The life of Gerlach van Houthem
DeVita Gerlaci
The Norbertinesstift (monastery) St. Gerlach was founded in 1202 over the grave of the pilgrim and hermit Gerlach of Houthem. This Gerlach lived between 1120 and 1165. His life story (Vita) was written down by a canon around 1227 in De Vita Gerlaci and is depicted on frescoes in the church in Houthem. This description of his life and miracles is partly based on memories of old people who still knew Gerlach. The Vita also provides information about the foundation of the monastery above St. Gerlach's tomb and teaches us about the political and ecclesiastical relations of the time.
Knight-pelgrim-hermit
As a young knight from the Land of Valkenburg, Gerlach was faced with the news of his wife's sudden death during a tournament. This changed his life radically. He renounced his rights as a knight and began to live the life of a penitent. A poor pilgrim, he left his native land and, after wandering, arrived in Rome at Pope Eugenius III. The latter imposed on him as penance to go to the Holy Land to do work in the service of the Crusaders. It was the time of the Second Crusade, when Jerusalem was in the hands of Christian Crusaders.

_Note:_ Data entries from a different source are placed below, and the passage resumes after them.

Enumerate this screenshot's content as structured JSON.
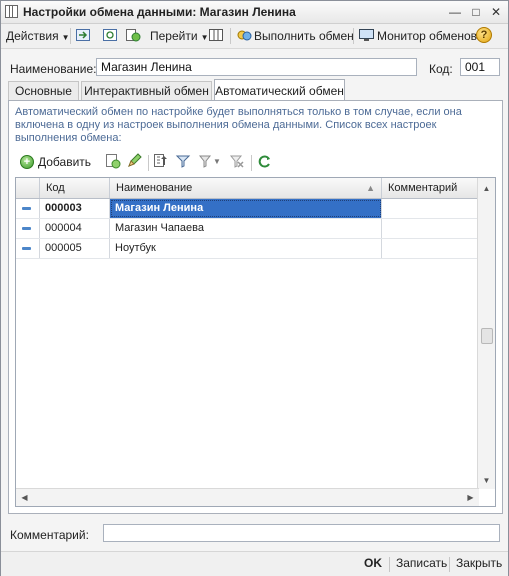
{
  "window": {
    "title": "Настройки обмена данными: Магазин Ленина"
  },
  "toolbar": {
    "actions_label": "Действия",
    "goto_label": "Перейти",
    "execute_label": "Выполнить обмен",
    "monitor_label": "Монитор обменов",
    "help_glyph": "?"
  },
  "form": {
    "name_label": "Наименование:",
    "name_value": "Магазин Ленина",
    "code_label": "Код:",
    "code_value": "001",
    "comment_label": "Комментарий:",
    "comment_value": ""
  },
  "tabs": [
    {
      "label": "Основные",
      "active": false
    },
    {
      "label": "Интерактивный обмен",
      "active": false
    },
    {
      "label": "Автоматический обмен",
      "active": true
    }
  ],
  "auto_tab": {
    "info_text": "Автоматический обмен по настройке будет выполняться только в том случае, если она включена в одну из настроек выполнения обмена данными. Список всех настроек выполнения обмена:",
    "add_label": "Добавить"
  },
  "table": {
    "columns": [
      "Код",
      "Наименование",
      "Комментарий"
    ],
    "rows": [
      {
        "code": "000003",
        "name": "Магазин Ленина",
        "comment": "",
        "selected": true
      },
      {
        "code": "000004",
        "name": "Магазин Чапаева",
        "comment": "",
        "selected": false
      },
      {
        "code": "000005",
        "name": "Ноутбук",
        "comment": "",
        "selected": false
      }
    ]
  },
  "footer": {
    "ok_label": "OK",
    "save_label": "Записать",
    "close_label": "Закрыть"
  },
  "colors": {
    "selection": "#3470c6",
    "info_text": "#4d6b96",
    "accent": "#4c86c9"
  }
}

Gerlach was to spend seven years in Jerusalem herding pigs at the hospital of the Maltese knights. From this he owes his status as a saint of cattle. Farmers in the Houthem area still use sand from his grave in the church in Houthem as protection against livestock diseases and hang it in bags in their stables. Returning to Rome, Gerlach visited Pope Adrian IV, who discussed with him a life as a monk or canon. Gerlach, however, preferred to become a hermit. He received permission from the pope to live as a hermit in the Geul valley and received a bull (charter) from the pope, which recorded that permission. He then founded his hermitage near an oak tree in Houthem. He did not live a solitary life there, but received visitors from the surrounding area and pilgrims passing through on their way to Aachen or Maastricht. He gave them food and impressed them with his simple way of life. Visitors who wanted to speak to him had to take his daily schedule into account. Indeed, almost every day early in the morning he went via Berg to the tomb of St. Servaas in Maastricht to pray. Even on Saturdays he was not to be found in his hermitage. Then he travelled in the other direction (eastward) to pray in the Marian Church (today's Dom) in Aachen via Rolduc.
Holy
The Vita describes many miracles of St. Gerlach, such as the miracle of water drawn from a well for him turning into wine. This was a sign of holiness but also of an approaching end. Not much later St. Gerlach died at his hermitage, where he was buried in a simple manner in a wooden coffin. Since no priest was allocated to his hermitage, there was no one to minister the last sacrament to him. However, his last communion and anointment of the sick were miraculously administered to him by the saint he had so revered as a hermit, St. Servaas. His bones - relics - have been preserved and are in a shrine - coffin - at his mausoleum. Splinters of them have been donated to churches elsewhere where St. Gerlach is venerated. Finally, his skull was incorporated into a relic bust that can be seen in the treasury of the Shrine of St. Gerlach in Houthem. Recent examination of his bones makes it likely, based on age and length, that it is indeed St Gerlach who is preserved in the reliquary in Houthem.
Want to know more?
Those who want to know more about St. Gerlach and his miracles can visit the monastery church in which he is buried and its treasury in Houthem, where a copy of the edition of the Vita can be bought. The charter that the pope gave to St. Gerlach was also kept there for a while, but was lost in the course of time, so the first charter is about the monastery, which was founded over his grave in 1202.